I once asked Willie if he’d thought about planting organically. “I thought about it …” he said, and faded out. That didn’t even merit a real answer. What Willie wants is yield. If his corn stalks are seven or eight feet tall, and if Miracle-Gro helps them along, well, so much the better, and he’ll keep a row of gallon water bottles filled with a greenish chemical stew ready to bathe the crops. Willie believes the fertilizer helps compensate for a soil laced with bits of 275 West 122nd Street, the tenement building that once stood on this lot and long ago crumbled into the earth, and now also 273 West 122nd Street, the new building taking shape next door, shedding bits of cement and brick as it grows taller. Willie’s pest control system, however, is chemical-free: a pile of stones he stockpiles to lob at birds and squirrels.

Vegetables are Willie’s currency. He carries them to the doctor’s office to give out to receptionists and nurses. “I never have to wait for an appointment,” he says. He takes them to the guys at the corner deli and can always count on a cheese sandwich stuffed with his own tomatoes. When his neighbors throw a party while Willie’s still out working the turnips, they come by to pick up stevia and mint to make mojitos and invite him to join them. Willie used to bring vegetables to the 101-year-old doyenne of his Harlem neighborhood, who wrote him a letter of support when the garden was threatened with development. “She’s a lady,” he said.

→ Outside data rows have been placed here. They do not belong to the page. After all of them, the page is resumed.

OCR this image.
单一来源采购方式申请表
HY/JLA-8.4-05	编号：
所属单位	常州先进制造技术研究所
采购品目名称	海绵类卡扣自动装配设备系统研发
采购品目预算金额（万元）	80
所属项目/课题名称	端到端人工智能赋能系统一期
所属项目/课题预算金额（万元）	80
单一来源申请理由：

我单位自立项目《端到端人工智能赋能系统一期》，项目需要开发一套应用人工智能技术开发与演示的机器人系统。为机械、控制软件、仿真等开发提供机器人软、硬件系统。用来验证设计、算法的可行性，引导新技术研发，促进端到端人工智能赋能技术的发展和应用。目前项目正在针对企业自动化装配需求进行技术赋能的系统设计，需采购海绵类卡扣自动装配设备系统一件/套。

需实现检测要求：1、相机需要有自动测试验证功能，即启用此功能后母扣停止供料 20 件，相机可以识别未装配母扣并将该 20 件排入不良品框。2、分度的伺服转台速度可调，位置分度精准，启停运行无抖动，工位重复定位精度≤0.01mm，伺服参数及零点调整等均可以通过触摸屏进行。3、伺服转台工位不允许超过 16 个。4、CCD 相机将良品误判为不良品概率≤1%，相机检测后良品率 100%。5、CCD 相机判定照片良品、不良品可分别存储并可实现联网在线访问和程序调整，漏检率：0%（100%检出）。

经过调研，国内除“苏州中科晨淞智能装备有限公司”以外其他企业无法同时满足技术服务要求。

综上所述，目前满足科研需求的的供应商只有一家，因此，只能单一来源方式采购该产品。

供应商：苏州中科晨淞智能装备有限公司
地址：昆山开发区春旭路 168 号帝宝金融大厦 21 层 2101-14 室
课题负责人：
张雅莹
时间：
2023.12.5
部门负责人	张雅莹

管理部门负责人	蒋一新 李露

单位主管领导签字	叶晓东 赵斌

Willie delivers to his mother, his sister, his banker son, his hotel manager daughter. His brother drives up from Raleigh, North Carolina, each summer and takes home three dozen half-ripe Harlem tomatoes packed in tissue paper, swearing that they’re sweeter than the ones down south.

Preparing for a special delivery, Willie gets out a pocketknife and slashes great stalks of mint to stuff into a clean, clear plastic bag, and ties a fistful of basil with a rubber band. He chops some stevia, twist ties the stems, and puts the bouquet in a plastic water bottle filled with greenish Miracle-Gro-infused water—“a preservative,” he says—as though it’s something from the florist. He keeps handwritten customer lists on scraps of paper, with cell phone numbers to call so people come to the garden when the vegetables are ripe.

One day, a man comes walking by with a top hat, sunglasses, and greased-back long, wavy hair, sipping from a brown bag imperfectly concealing a can of beer. “I ran the bar,” says George Walker, introducing himself as a colleague of Willie’s from Top Club. “I helped him plant, too. We’re Geminis together. We spread the soil together.”